The FDA's approval of the Pfizer vaccine for children aged 6 months to 5 years, is based on immunobridging found. This means that the same immune response has been observed in children as in the adults in the original trial (with 2 injections). However, we now know that these two jabs do not offer any protection against Omicron. Recent hospital data from Belgium even points to negative protection against severe Covid when someone is double vaccinated. It therefore points to gross negligence on the part of the FDA to give immunobridging-based approval.

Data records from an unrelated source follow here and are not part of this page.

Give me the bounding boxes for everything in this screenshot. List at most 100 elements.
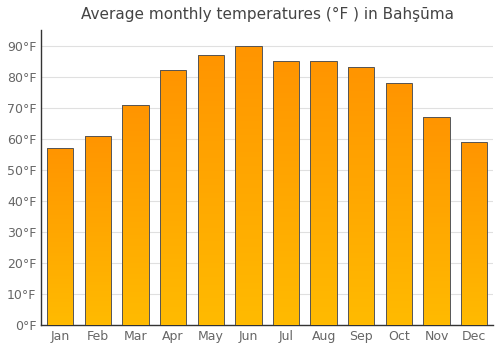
Bar	[198, 309, 224, 312]
Bar	[348, 132, 374, 134]
Bar	[461, 257, 487, 259]
Bar	[461, 142, 487, 325]
Bar	[122, 312, 148, 314]
Bar	[160, 76, 186, 78]
Bar	[273, 161, 299, 164]
Bar	[122, 125, 148, 127]
Bar	[235, 308, 262, 311]
Bar	[461, 195, 487, 197]
Bar	[348, 287, 374, 289]
Bar	[386, 189, 412, 192]
Bar	[198, 90, 224, 93]
Bar	[310, 259, 337, 262]
Bar	[122, 133, 148, 135]
Bar	[235, 74, 262, 76]
Bar	[273, 74, 299, 77]
Bar	[461, 268, 487, 270]
Bar	[47, 258, 74, 260]
Bar	[198, 241, 224, 244]
Bar	[122, 171, 148, 173]
Bar	[160, 170, 186, 172]
Bar	[47, 261, 74, 263]
Bar	[47, 238, 74, 240]
Bar	[273, 117, 299, 119]
Bar	[122, 151, 148, 153]
Bar	[461, 171, 487, 173]
Bar	[235, 174, 262, 177]
Bar	[461, 323, 487, 325]
Bar	[273, 206, 299, 209]
Bar	[198, 182, 224, 185]
Bar	[84, 308, 111, 310]
Bar	[461, 204, 487, 206]
Bar	[386, 214, 412, 216]
Bar	[273, 236, 299, 238]
Bar	[424, 300, 450, 302]
Bar	[348, 310, 374, 312]
Bar	[386, 238, 412, 240]
Bar	[273, 238, 299, 241]
Bar	[235, 205, 262, 208]
Bar	[273, 93, 299, 96]
Bar	[424, 213, 450, 215]
Bar	[348, 121, 374, 124]
Bar	[424, 217, 450, 219]
Bar	[386, 282, 412, 284]
Bar	[160, 307, 186, 310]
Bar	[348, 83, 374, 85]
Bar	[160, 233, 186, 236]
Bar	[84, 278, 111, 280]
Bar	[235, 57, 262, 60]
Bar	[348, 101, 374, 104]
Bar	[198, 163, 224, 166]
Bar	[84, 261, 111, 262]
Bar	[386, 163, 412, 165]
Bar	[348, 163, 374, 165]
Bar	[348, 297, 374, 299]
Bar	[84, 284, 111, 285]
Bar	[84, 177, 111, 179]
Bar	[47, 212, 74, 214]
Bar	[198, 63, 224, 66]
Bar	[386, 146, 412, 148]
Bar	[122, 197, 148, 199]
Bar	[160, 203, 186, 205]
Bar	[235, 297, 262, 300]
Bar	[47, 183, 74, 185]
Bar	[198, 279, 224, 282]
Bar	[386, 294, 412, 296]
Bar	[84, 314, 111, 316]
Bar	[235, 320, 262, 322]
Bar	[424, 302, 450, 304]
Bar	[348, 129, 374, 132]
Bar	[122, 241, 148, 244]
Bar	[348, 108, 374, 111]
Bar	[84, 240, 111, 242]
Bar	[310, 143, 337, 146]
Bar	[122, 208, 148, 210]
Bar	[235, 292, 262, 294]
Bar	[310, 125, 337, 127]
Bar	[273, 167, 299, 169]
Bar	[84, 323, 111, 325]
Bar	[310, 148, 337, 151]
Bar	[84, 268, 111, 270]
Bar	[348, 243, 374, 245]
Bar	[273, 294, 299, 296]
Bar	[235, 46, 262, 48]
Bar	[160, 323, 186, 325]
Bar	[310, 85, 337, 88]
Bar	[273, 77, 299, 79]
Bar	[235, 236, 262, 238]
Bar	[84, 143, 111, 145]
Bar	[47, 309, 74, 311]
Bar	[386, 129, 412, 131]
Bar	[348, 299, 374, 302]
Bar	[461, 279, 487, 281]
Bar	[235, 82, 262, 85]
Bar	[47, 196, 74, 198]
Bar	[160, 287, 186, 289]
Bar	[160, 226, 186, 229]
Bar	[424, 171, 450, 173]
Bar	[47, 242, 74, 244]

However, the real question is, why would you want to vaccinate children against a disease that poses no danger to them at all with a vaccine for which there is insufficient safety data? Small children have never been a factor of concern throughout the Corona pandemic. In both the Netherlands and Germany, not a single child in the age category of this trial has died from or with Covid. Emergency Use Authorization is intended for a situation in which very serious illness or death can occur if a drug is not authorized. That is not the case with these children at all. On the other hand, there are serious concerns about the safety of the vaccinations. The fact that this trial was approved by the medical ethics committee at all therefore indicates the failure of these committees. Dr. Craig indicates that those responsible have a lot to explain. I can only wholeheartedly agree with that.